As promised, we will now show you how to graph the collapsed data.
There are two commands for graphing panel data in Stata. Stata created the command xtline. The command profileplot was created by a third party. The command xtline has more options and as a result creates more professional graphs.
To use xtline the data must be in long format. To use profileplot the data needs to be in long format. We will use the xtline command.
So the first step is to reshape the data from wide to long. We will use the percentile variable “ptl” as the identifier. We will extract “wage” from each variable containing wage data (wage1985, wage1986 etc). This variable is known as the “stub”. The data in every variable that contains the stub “wage” in its name is transferred into the new variable “wage”.
Next, we decide on a name for the new variable that will contain whatever is to the left of “wage” in the variables containing wage data. In this case it will contain the years 1985, 1986 etc.
Wide format | Long format |
Here is the coding for reshaping from wide to long:
reshape long wage, i(ptl) j(year)
Now we have to tell Stata which variable is the “identifier” and which variable is “time”.
xtset ptl year
All that is left is creating the graph:
xtline wage, overlay title(Income by Deciles) ylabel(, angle(horizontal)) /// note("note:Wages adjusted by CPI") /// legend( order(1 "10th ptl" 2 "20th ptl" 3 "30th ptl" 4 "40th ptl" 5 "50th ptl" 6 "60th /// ptl" 7 "70th ptl" 8 "80th ptl" 9 "90th ptl") ) /// plot1opts(lwidth(medthick)) plot2opts(lwidth(medthin)) plot3opts(lwidth(medthick)) /// plot4opts(lwidth(medthin)) plot5opts(lwidth(medthick)) plot6opts(lwidth(medthin)) /// plot7opts(lwidth(medthick)) plot8opts(lwidth(medthin)) plot9opts(lwidth(medthick)) /// legend(on cols(3))

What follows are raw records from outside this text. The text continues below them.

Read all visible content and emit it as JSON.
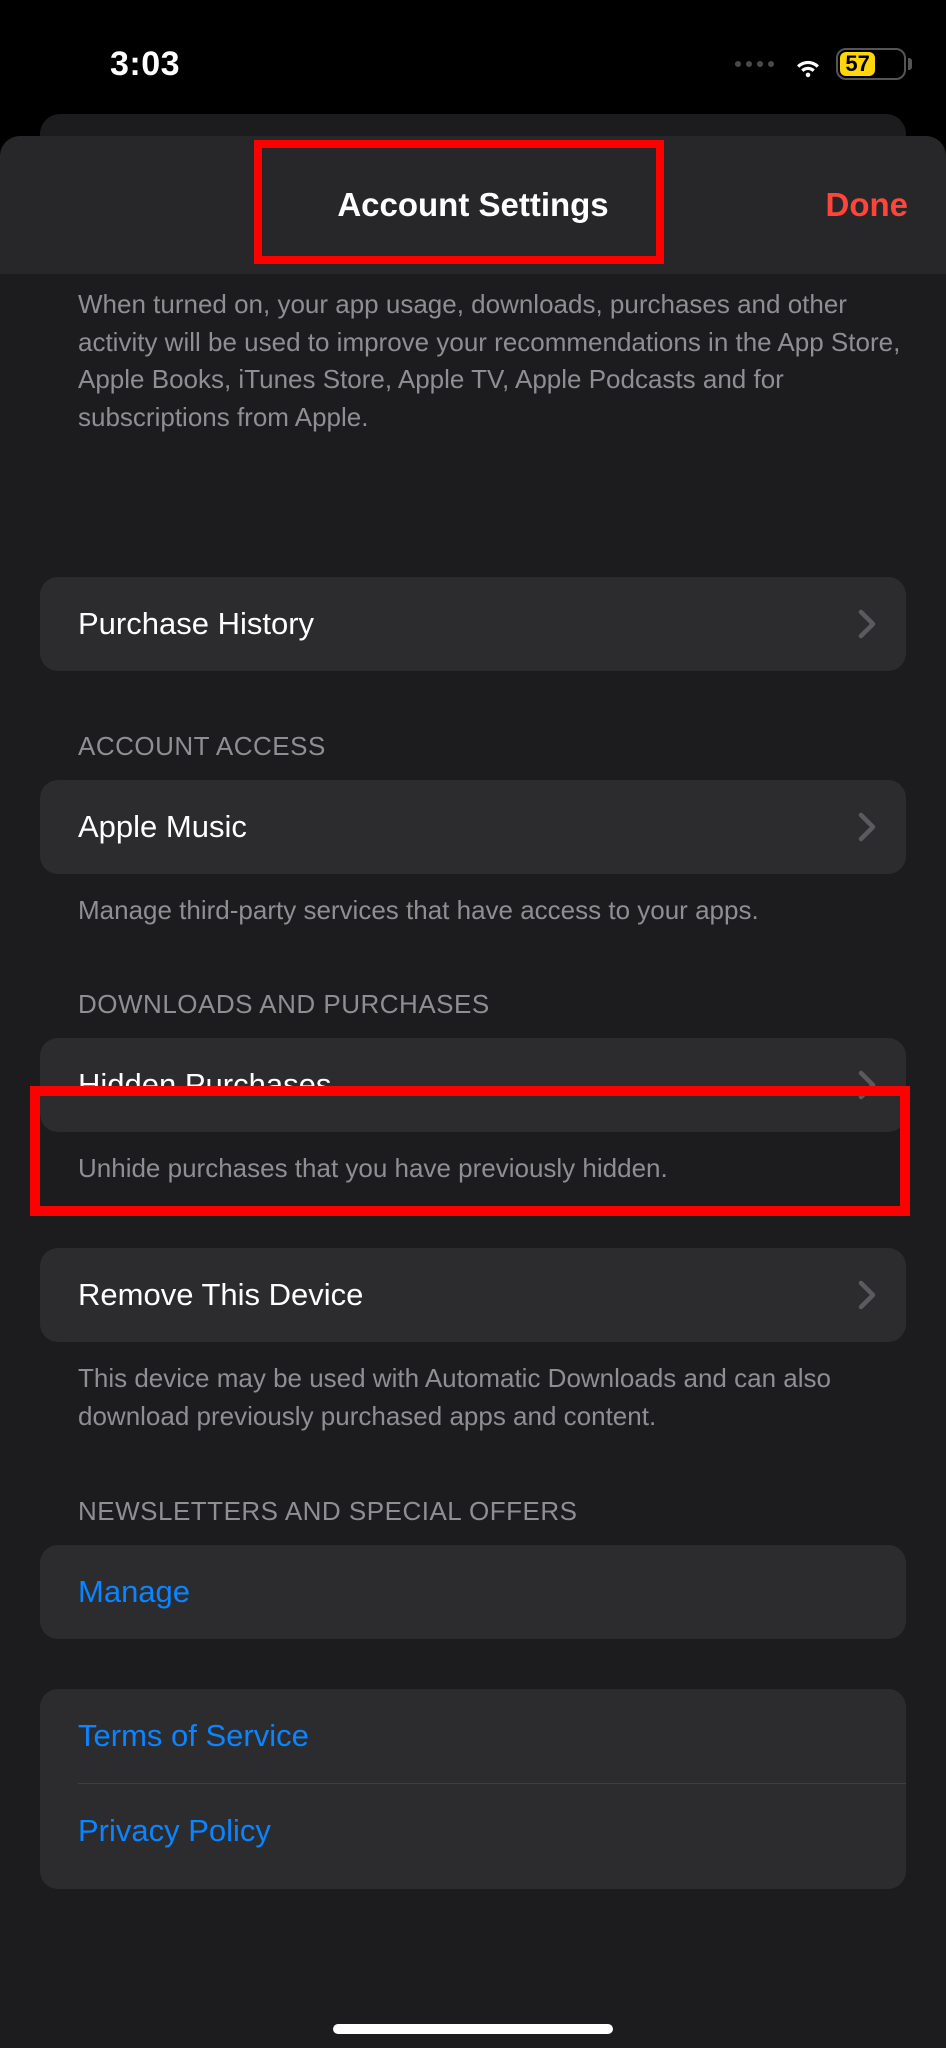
{
  "status_bar": {
    "time": "3:03",
    "battery": "57"
  },
  "header": {
    "title": "Account Settings",
    "done": "Done"
  },
  "intro_footer": "When turned on, your app usage, downloads, purchases and other activity will be used to improve your recommendations in the App Store, Apple Books, iTunes Store, Apple TV, Apple Podcasts and for subscriptions from Apple.",
  "purchase_history": {
    "label": "Purchase History"
  },
  "account_access": {
    "header": "ACCOUNT ACCESS",
    "apple_music": "Apple Music",
    "footer": "Manage third-party services that have access to your apps."
  },
  "downloads": {
    "header": "DOWNLOADS AND PURCHASES",
    "hidden": "Hidden Purchases",
    "hidden_footer": "Unhide purchases that you have previously hidden."
  },
  "remove_device": {
    "label": "Remove This Device",
    "footer": "This device may be used with Automatic Downloads and can also download previously purchased apps and content."
  },
  "newsletters": {
    "header": "NEWSLETTERS AND SPECIAL OFFERS",
    "manage": "Manage"
  },
  "legal": {
    "terms": "Terms of Service",
    "privacy": "Privacy Policy"
  }
}
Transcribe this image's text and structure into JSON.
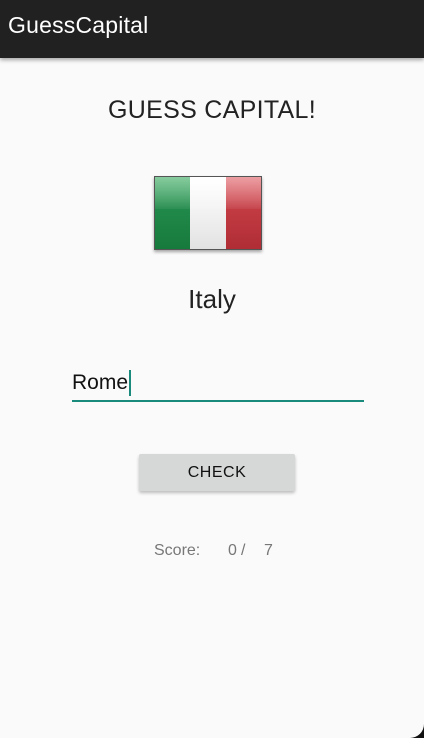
{
  "app_bar": {
    "title": "GuessCapital"
  },
  "main": {
    "heading": "GUESS CAPITAL!",
    "country": "Italy",
    "flag": {
      "icon": "italy-flag-icon",
      "colors": [
        "#1e8a4a",
        "#f3f3f3",
        "#c23b43"
      ]
    },
    "answer_input": {
      "value": "Rome"
    },
    "check_button_label": "CHECK",
    "score": {
      "label": "Score:",
      "current": "0",
      "separator": "/",
      "total": "7"
    }
  },
  "colors": {
    "app_bar": "#212121",
    "accent": "#1a8a7d",
    "button": "#d6d7d7",
    "background": "#fafafa"
  }
}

Several options were used. The number of columns and the text in the legend were changed. For visual effects, the widths of the lines in the graph were staggered between medium and medium thin. A title at the top and notes at the bottom of the graph were also added.
Jeff Meyer is a statistical consultant with The Analysis Factor, a stats mentor for Statistically Speaking membership, and a workshop instructor. Read more about Jeff here.
Sami Alk says
couldn’t we have done that by the option: overlay
Jeff Meyer says
First line of the code shows that the overlay option was used.